Opinion
19 Civ. 8760 (LGS)
03-30-2022
ORDER
LORNA G. SCHOFIELD, DISTRICT JUDGE
WHEREAS, the First Amendment Complaint (“FAC”) asserted claims of (1) tortious interference with an existing contract; (2) tortious interference with existing and prospective business relations and (3) civil conspiracy to commit tortious interference.
WHEREAS, the Opinion and Order dated September 3, 2020, dismissed the civil conspiracy and tortious interference with prospective business relations claims.
WHEREAS, the parties' briefing in connection with Defendant's motion for summary judgment left questions unresolved regarding Defendant's potential immunity under the Noerr-Pennington doctrine. It is hereby
ORDERED that, for the reasons explained in the Opinion and Order, regarding the Noerr-Pennington doctrine, the parties shall simultaneously file briefs, not to exceed fifteen (15) pages, by April 29, 2022, addressing (1) the extent to which the Noerr-Pennington doctrine should apply in these circumstances; (2) the existence, scope and applicability of the sham and corruption exceptions and (3) how the evidence in this case fits, if at all, within any exception to the doctrine and First Amendment principles more generally. Because it is assumed that New York law applies for purposes of construing an affirmative defense to a New York cause of action, the parties are reminded that on that issue, this Court is bound by decisions from the New York Court of Appeals or the Second Circuit construing New York law. To the extent there are no such binding decisions, the parties should provide an analysis of what the law should be, i.e. a prediction of how the New York Court of Appeals would decide the issues, including any authority that persuasively discusses the issues. It is further
ORDERED that by May 13, 2022, the parties shall file any reply briefs, not to exceed ten (10) pages. It is further
ORDERED that by April 29, 2022, the parties shall file separate letters stating why the FAC should not be amended to reinstate a cause of action for tortious interference with existing business relations - i.e., Plaintiff's business relationship with GNMA - pursuant to Federal Rule of Civil Procedure 15(a)(2). See Pride Techs., LLC v.
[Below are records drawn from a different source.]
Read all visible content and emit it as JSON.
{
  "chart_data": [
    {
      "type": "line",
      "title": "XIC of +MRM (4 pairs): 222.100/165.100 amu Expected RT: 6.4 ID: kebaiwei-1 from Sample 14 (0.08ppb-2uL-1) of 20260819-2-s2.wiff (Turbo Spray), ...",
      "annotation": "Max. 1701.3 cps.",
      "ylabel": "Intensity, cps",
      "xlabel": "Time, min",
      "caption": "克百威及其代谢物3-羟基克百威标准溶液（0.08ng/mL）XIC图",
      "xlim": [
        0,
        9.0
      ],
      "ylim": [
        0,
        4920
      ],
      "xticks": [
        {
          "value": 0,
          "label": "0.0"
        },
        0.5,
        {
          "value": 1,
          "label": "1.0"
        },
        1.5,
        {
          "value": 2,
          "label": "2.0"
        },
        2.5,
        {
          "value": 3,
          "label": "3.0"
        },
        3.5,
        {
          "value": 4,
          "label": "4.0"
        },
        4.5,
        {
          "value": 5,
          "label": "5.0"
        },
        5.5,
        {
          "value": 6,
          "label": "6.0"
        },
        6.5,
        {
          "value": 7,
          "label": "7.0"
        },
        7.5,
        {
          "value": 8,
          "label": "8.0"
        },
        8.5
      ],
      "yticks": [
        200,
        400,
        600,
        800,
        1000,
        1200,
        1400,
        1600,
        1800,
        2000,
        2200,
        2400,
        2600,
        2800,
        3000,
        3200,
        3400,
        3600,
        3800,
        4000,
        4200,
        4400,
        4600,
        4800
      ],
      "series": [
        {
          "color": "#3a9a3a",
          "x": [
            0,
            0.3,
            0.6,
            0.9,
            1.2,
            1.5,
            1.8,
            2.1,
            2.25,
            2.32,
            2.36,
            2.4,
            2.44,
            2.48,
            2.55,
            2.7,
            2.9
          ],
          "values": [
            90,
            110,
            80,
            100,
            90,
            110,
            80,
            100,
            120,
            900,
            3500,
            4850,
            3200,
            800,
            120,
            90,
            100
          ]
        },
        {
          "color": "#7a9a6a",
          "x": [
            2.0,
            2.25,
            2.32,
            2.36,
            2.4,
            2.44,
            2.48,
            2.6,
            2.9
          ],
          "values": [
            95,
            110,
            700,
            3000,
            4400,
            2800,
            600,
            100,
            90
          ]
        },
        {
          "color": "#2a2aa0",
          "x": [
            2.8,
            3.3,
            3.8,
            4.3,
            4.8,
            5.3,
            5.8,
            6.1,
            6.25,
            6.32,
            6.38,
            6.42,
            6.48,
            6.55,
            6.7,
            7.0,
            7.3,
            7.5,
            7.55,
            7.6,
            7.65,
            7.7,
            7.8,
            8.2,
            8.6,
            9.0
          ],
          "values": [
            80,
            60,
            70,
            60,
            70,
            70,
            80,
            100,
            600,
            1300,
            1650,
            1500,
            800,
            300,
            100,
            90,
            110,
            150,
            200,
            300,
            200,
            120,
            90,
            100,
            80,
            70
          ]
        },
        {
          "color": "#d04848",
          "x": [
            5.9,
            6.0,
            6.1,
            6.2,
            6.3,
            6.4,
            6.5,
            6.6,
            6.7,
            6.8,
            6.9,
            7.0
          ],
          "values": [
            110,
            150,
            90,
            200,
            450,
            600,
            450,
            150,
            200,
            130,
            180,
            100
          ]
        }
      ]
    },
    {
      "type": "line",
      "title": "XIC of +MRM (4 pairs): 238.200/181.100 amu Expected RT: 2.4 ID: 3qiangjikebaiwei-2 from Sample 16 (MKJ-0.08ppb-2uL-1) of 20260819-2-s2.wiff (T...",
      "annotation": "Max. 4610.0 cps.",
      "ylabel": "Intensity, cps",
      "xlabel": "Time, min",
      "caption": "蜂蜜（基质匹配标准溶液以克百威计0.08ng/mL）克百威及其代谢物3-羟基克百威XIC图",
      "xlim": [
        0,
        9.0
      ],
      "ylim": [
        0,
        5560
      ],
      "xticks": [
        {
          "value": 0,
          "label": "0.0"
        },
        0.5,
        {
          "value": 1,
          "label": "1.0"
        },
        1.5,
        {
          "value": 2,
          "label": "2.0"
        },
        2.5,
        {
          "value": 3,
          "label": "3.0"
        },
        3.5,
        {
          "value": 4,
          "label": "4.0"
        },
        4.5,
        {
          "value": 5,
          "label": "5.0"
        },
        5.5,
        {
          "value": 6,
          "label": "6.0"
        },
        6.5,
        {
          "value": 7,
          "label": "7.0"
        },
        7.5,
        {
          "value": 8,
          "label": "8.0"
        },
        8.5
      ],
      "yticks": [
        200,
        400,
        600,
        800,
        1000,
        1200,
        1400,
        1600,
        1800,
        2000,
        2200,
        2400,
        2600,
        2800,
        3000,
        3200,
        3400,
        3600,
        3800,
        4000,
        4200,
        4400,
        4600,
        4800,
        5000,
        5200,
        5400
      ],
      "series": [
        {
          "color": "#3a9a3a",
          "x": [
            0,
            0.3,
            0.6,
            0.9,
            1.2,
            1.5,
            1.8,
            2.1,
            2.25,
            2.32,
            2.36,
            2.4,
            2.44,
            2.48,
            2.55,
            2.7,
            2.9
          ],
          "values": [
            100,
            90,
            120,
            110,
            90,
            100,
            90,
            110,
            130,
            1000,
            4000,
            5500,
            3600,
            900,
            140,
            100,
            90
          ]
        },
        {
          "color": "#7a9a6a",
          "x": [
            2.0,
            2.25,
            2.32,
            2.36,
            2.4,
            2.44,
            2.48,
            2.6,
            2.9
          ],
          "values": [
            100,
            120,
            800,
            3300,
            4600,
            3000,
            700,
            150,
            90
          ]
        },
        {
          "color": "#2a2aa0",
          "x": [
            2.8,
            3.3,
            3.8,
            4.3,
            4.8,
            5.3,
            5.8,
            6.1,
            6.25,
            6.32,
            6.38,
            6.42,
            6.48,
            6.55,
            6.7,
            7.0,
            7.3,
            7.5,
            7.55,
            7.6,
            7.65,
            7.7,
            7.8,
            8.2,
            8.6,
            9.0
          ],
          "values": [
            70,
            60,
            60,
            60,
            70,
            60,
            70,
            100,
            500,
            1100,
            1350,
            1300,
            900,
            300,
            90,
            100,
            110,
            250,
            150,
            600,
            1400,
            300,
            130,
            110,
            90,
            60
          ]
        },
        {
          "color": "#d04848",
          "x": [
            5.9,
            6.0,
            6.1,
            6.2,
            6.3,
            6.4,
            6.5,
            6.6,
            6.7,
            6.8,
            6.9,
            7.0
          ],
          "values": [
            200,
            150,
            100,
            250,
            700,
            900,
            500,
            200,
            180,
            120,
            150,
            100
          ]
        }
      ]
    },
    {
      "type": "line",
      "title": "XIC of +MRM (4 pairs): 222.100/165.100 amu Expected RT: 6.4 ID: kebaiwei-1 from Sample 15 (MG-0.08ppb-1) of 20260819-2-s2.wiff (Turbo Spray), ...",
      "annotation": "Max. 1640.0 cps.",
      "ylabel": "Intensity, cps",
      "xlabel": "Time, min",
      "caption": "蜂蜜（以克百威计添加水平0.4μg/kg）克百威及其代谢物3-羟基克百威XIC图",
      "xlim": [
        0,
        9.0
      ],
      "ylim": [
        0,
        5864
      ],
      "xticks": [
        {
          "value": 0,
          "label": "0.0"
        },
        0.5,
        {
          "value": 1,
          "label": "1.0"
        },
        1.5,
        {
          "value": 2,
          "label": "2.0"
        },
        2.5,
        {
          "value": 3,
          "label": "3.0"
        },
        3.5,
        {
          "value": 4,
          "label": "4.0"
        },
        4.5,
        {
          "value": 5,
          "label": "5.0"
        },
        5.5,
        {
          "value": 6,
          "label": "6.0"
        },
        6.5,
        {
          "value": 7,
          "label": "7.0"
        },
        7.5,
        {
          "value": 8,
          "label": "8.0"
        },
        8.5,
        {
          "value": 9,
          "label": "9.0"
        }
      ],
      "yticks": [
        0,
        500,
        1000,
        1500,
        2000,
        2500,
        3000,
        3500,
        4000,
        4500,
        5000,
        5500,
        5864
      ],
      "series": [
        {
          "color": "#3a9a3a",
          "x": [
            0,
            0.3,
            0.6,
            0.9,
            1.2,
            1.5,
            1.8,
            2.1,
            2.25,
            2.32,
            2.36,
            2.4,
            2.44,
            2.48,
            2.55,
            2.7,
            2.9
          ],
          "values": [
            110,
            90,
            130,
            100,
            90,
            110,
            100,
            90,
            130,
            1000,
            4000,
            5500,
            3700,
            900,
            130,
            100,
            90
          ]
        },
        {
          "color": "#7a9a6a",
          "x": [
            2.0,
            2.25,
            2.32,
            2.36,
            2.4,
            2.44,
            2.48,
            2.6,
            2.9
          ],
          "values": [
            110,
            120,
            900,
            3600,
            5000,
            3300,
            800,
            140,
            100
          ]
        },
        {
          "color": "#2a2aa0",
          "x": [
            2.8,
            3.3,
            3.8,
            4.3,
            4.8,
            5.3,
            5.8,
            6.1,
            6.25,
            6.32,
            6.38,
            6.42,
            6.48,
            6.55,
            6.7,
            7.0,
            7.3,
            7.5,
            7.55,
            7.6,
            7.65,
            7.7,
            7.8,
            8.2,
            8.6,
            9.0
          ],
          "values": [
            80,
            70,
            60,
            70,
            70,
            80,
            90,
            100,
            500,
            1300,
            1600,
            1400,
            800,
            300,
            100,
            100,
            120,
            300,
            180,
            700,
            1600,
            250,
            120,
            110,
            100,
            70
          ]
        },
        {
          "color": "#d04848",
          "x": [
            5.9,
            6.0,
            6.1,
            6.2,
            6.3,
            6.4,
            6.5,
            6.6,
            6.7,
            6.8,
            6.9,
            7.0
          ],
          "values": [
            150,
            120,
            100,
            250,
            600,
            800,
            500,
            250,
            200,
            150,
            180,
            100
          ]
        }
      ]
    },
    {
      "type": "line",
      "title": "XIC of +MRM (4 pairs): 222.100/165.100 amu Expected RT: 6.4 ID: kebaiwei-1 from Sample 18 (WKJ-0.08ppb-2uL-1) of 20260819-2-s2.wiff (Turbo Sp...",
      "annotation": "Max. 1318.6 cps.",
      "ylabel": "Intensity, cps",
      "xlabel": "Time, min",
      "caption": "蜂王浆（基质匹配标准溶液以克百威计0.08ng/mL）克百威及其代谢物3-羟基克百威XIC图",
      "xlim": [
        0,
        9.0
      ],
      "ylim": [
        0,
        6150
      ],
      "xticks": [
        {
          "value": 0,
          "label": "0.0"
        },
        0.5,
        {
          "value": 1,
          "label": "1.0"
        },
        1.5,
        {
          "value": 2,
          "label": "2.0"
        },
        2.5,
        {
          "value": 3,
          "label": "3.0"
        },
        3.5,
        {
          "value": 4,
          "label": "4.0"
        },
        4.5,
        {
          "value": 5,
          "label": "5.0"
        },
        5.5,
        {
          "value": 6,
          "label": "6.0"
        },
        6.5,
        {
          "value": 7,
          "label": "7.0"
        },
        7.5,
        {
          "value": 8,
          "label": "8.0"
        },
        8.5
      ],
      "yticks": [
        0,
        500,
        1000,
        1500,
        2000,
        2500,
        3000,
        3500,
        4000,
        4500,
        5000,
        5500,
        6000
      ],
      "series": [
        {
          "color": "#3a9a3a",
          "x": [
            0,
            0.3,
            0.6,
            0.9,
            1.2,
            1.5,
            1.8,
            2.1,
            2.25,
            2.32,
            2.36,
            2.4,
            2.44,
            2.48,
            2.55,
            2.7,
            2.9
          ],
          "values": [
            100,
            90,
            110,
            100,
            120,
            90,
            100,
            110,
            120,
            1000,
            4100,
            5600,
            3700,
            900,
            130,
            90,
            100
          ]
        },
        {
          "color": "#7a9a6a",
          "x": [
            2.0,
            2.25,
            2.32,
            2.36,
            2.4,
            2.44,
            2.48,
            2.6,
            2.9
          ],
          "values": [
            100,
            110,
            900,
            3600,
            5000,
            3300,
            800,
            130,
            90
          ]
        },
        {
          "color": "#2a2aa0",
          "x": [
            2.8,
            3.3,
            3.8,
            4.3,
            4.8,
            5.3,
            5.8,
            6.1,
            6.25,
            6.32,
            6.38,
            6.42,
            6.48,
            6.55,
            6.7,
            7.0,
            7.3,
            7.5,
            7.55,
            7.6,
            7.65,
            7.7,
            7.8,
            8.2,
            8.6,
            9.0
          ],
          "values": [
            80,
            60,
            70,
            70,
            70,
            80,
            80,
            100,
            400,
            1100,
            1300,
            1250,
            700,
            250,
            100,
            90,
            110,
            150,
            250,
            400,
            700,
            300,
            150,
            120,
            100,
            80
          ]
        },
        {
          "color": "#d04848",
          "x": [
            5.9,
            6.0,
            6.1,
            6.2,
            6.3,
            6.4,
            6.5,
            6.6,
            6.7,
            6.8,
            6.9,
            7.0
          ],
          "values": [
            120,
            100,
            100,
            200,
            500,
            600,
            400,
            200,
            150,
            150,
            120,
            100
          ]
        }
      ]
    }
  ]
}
Khublall, No. 19 Civ. 11315, 2021 WL 3668085, at *3 (S.D.N.Y. Aug. 17, 2021) (“[T]o prevail on a claim for tortious interference with business relations, a party must prove: (1) that it had a business relationship with a third party; (2) that the defendant knew of that relationship and intentionally interfered with it; (3) that the defendant acted solely out of malice or used improper or illegal means that amounted to a crime or independent tort; and (4) that the defendant's interference caused injury to the relationship with the third party.”) (quoting Stuart's, LLC v. Edelman, No. 12560/09, 2021 WL 3177782, at *2 (2d Dep't July 28, 2021)). It is further
ORDERED that, notwithstanding the foregoing, the parties shall jointly inform the Court by letter filed April 1, 2022, if they seek a stay of the foregoing deadlines and for how long in order to engage in settlement discussions. If so, they shall inform the Court whether they seek a referral to Magistrate Judge Stewart D. Aaron or the Court's mediation program, or whether they prefer to retain a private mediator.